There are certain provisions of the Motor Vehicles Act 1988 which get affected in road accidents namely, Section 3 of Motor Vehicles Act 1988 punsihes when driving without a driving license. Section 132 of Motor Vehicles Act talks about the responsibilities posed over the driver at the time of such accident i.e.  one should not panic and run away from the scene of the accident. Section 336 in The Indian Penal Code talks about Act endangering life or personal safety of others. Section 140 of The Motor Vehicles Act, 1988 poses a Liability to pay compensation in certain cases on the principle of no fault. Section 161 of The Motor Vehicles Act, 1988 is a Special provision as to compensation in case of hit and run motor accident. Section 337 and Section 338 of the Indian Penal Code cover causing hurt and causing grievous hurt.

So, its just a heads-up for the charges that might be framed against you in the F.I.R. The fines and punishments depend upon the nature and gravity of the offence + the charges framed against you. Try to mitigate it, outside the court.
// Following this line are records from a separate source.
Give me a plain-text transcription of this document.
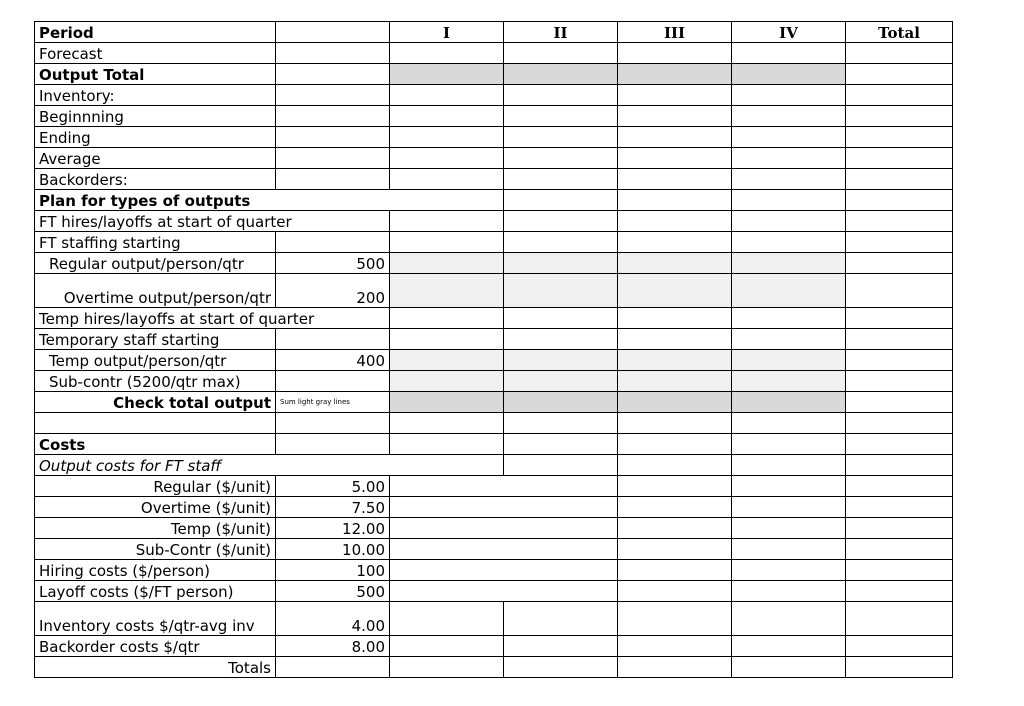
Period		I	II	III	IV	Total
Forecast						
Output Total						
Inventory:						
Beginnning						
Ending						
Average						
Backorders:						
Plan for types of outputs						
FT hires/layoffs at start of quarter						
FT staffing starting						
Regular output/person/qtr	500					
Overtime output/person/qtr	200					
Temp hires/layoffs at start of quarter						
Temporary staff starting						
Temp output/person/qtr	400					
Sub-contr (5200/qtr max)						
Check total output	Sum light gray lines					

Costs						
Output costs for FT staff						
Regular ($/unit)	5.00					
Overtime ($/unit)	7.50					
Temp ($/unit)	12.00					
Sub-Contr ($/unit)	10.00					
Hiring costs ($/person)	100					
Layoff costs ($/FT person)	500					
Inventory costs $/qtr-avg inv	4.00					
Backorder costs $/qtr	8.00					
Totals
There are also cases where the driver was not held guilty for the negligence of commiting the offence, like in the case of Chintaram v.s State of Madhya Pradesh[2] , the person was walking on the road and the accused was driving by the left of the road trying to keep a distance. When the accused reached close to the deceased she abruptly took a left turn and got struck by the motorcycle. In this case, the accused was not negligent. The erratic decision of the victim did not give any reasonable time to the motorcyclist to avoid her so the driver was acquitted.